Copenger is pleased to present a two-person exhibition featuring Maria Cazzato and Adrian Wong, with accompanying text by Julian Lentchner.
“Each of her buttocks was a peeled hard-boiled egg.” Georges Bataille, The Story of the Eye.
In Bataille's The Story of the Eye, Simone puts an egg between her legs—consciously placing the eye within the site of the desired spectacle. Through Simone’s confrontation with this surrogate eye, the egg, against her body, she synthesizes spectacle and spectator. Bataille writes on these sexually deviant, libidinal actions of eggs and legs between Simone, the narrator, and Marcel, structurally displacing the sight and stare through object doubling and fixation, which Barthes famously argues in his essay, “Metaphor of the Eye.” Nevertheless, Bataille never seems to respond to the most critical question of which came first: the chicken or the egg.

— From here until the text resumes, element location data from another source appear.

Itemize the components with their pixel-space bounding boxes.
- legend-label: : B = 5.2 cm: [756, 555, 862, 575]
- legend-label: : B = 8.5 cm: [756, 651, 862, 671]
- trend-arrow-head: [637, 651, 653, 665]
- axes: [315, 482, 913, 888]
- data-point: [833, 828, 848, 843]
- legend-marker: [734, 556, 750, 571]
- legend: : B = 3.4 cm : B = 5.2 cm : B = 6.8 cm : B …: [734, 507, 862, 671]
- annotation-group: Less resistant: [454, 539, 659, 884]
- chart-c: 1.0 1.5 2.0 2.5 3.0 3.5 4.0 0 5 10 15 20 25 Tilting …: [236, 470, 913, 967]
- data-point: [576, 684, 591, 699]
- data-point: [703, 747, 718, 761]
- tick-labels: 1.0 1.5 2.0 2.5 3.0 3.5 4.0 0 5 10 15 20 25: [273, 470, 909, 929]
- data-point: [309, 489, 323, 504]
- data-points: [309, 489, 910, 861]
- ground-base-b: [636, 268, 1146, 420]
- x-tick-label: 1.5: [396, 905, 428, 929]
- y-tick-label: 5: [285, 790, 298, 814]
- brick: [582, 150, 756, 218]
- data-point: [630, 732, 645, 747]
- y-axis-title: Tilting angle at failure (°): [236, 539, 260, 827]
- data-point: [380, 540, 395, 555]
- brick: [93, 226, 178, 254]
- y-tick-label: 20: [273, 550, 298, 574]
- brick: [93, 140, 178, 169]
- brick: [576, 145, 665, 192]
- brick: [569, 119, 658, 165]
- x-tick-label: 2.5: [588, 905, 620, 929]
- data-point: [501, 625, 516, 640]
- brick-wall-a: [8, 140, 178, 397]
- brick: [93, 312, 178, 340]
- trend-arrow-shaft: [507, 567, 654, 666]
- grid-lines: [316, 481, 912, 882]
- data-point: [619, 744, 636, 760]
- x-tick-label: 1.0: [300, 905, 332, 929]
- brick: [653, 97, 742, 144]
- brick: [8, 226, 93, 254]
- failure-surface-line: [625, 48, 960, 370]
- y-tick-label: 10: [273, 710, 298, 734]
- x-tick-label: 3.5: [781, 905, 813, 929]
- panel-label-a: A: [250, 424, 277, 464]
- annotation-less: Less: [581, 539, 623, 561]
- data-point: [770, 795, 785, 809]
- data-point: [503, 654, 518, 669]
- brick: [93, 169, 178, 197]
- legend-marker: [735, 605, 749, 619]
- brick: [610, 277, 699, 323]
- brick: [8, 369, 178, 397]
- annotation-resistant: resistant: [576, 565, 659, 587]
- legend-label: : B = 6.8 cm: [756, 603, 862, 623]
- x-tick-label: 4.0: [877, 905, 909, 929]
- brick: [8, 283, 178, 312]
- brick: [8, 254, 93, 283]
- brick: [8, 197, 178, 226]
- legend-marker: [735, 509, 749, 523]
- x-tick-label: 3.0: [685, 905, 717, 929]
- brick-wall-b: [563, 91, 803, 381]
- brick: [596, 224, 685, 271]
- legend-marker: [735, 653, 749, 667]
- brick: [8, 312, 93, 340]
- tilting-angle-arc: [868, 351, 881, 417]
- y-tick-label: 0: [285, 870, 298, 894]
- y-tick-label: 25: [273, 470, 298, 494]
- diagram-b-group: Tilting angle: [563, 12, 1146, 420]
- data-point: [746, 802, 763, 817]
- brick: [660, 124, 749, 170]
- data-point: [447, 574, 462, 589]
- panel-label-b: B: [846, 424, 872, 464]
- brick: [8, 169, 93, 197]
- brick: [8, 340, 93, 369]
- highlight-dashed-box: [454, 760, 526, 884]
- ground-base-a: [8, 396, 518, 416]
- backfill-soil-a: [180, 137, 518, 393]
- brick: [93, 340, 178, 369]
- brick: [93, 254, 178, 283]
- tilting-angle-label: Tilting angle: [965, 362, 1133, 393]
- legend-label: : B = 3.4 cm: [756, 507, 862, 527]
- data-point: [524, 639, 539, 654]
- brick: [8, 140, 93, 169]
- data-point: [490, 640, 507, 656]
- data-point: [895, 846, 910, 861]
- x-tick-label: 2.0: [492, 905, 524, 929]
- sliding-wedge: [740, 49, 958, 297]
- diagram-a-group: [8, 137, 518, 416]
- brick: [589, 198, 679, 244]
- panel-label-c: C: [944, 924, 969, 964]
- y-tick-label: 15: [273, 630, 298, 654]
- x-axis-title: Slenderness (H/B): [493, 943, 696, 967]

Chicken leg or chicken egg? My chickens (I have 32 chickens) eat their eggs, typically devouring them. When an egg is consensually deemed bad by the flock, the entire brood of hens scramble, viciously attacking the egg—beaks, feet, feasting on pure albumen, yolk, and shell. A good source of protein, you could say. This act is a complete debasement of the egg’s origin, chicken-eating-chicken, continuing a displacement between the beholder and object, as the chicken's consumption of their egg annihilates any signification of spectacle and spectator.
Maria Cazzato’s and Adrian Wong’s work in dialogue, circulating objectivity vs. subjectivity within ‘spectacle’ and ‘spectator.’ Maria Cazzato’s paintings of legs create a spectacle of the libidinal urge, alluring yet forming this resistance, as the viewer never sees the whole body, just intertwining legs, over intertwining legs. Adrian Wong’s photographs of eggs present the surrogate eye, combating the viewer with a reflection of their voyeurism, as the egg stares back at them, solidifying the pleasure an egg holds.